27 of 27 people found the following review helpful
Hilarious fun in a small English village,
This review is from: Miss Mapp (Paperback)
Miss Mapp rules the tiny English village of Tilling- that is she rules those who matter. It is a tiny circle of people who have enough class to rate her attention - but she manipulates and lauds over them with machiavellian schemes, and intelligent surmises - and she is intelligent.
Benson has written a village with a range of gorgeous characters - from Diva who is Miss Mapp's great rival, to Irene the local artist who keeps embarrassing Miss Mapp with her prosaic pronouncements. Then there is the local Vicar who talks in a combination of Shakespearian English and Burnsian dialect. There is also Mrs Poppit who is an up and coming social climber (hardly worthy of Miss Mapp's notice) and the novel begins with Miss Mapps machinations to the Poppitt Bridge party.

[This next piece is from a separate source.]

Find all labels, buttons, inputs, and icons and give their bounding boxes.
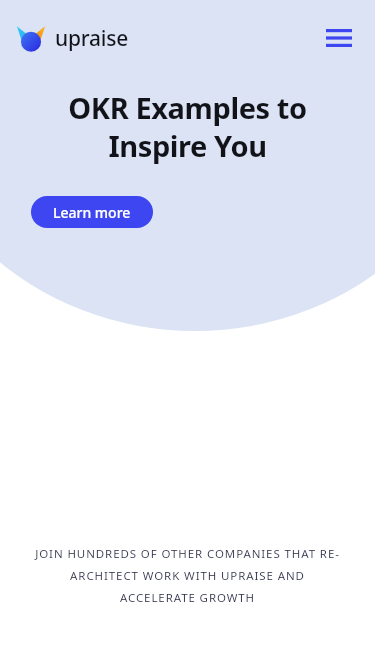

Village life you see seems to run around Bridge parties. In this petty world of card games there is a great deal of opportunity to expose one another's weaknesses and Miss Mapp, in order to be the center of village life in Tilling finds no object too petty to exploit. This is a novel of small things made into huge issues because of the smallness of the village. There is Miss Mapps constant running battle to dress better than Diva, the competition over Mr Wyse's attentions (with his supposed comtessa sister), and the ever pressing desire to be the First To Know all the gossip in town.

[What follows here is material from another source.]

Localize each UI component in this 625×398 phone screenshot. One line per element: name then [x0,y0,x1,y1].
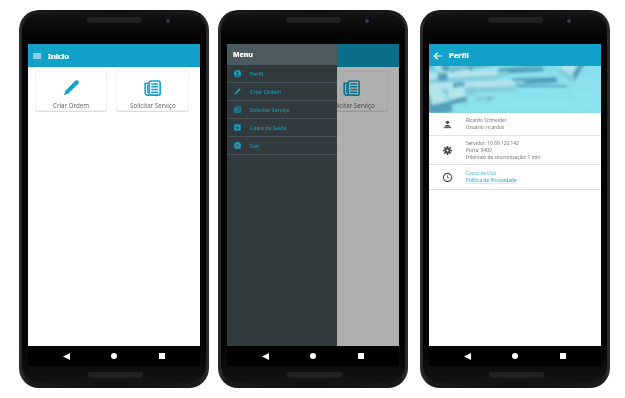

The physical descriptions both through the characters minds and from Benson's pen are wonderful for instance Diva is always depicted as whirling around the place - her legs circling. Mrs Poppit is ever present in a huge and weighty sable coat.
This is a wonderful book, and beautifully written. Benson seems to me to be very influenced by Austen - there is the small and claustrophobic atmosphere of village life - the characters (Miss Mapp seems so like Mrs Norris of Austen's 'Mansfield Park') to me - and then there are the odd Austen Names (in this case the Coles feature strongly as a family that is not quite up to snuff - just as the Coles are in 'Emma'). If nothing else Benson writes of English village life in the 1920's with the same Ironic pen as Austen did of village life in the early nineteenth century.
Highly recommended if you want a couple of days of laughter.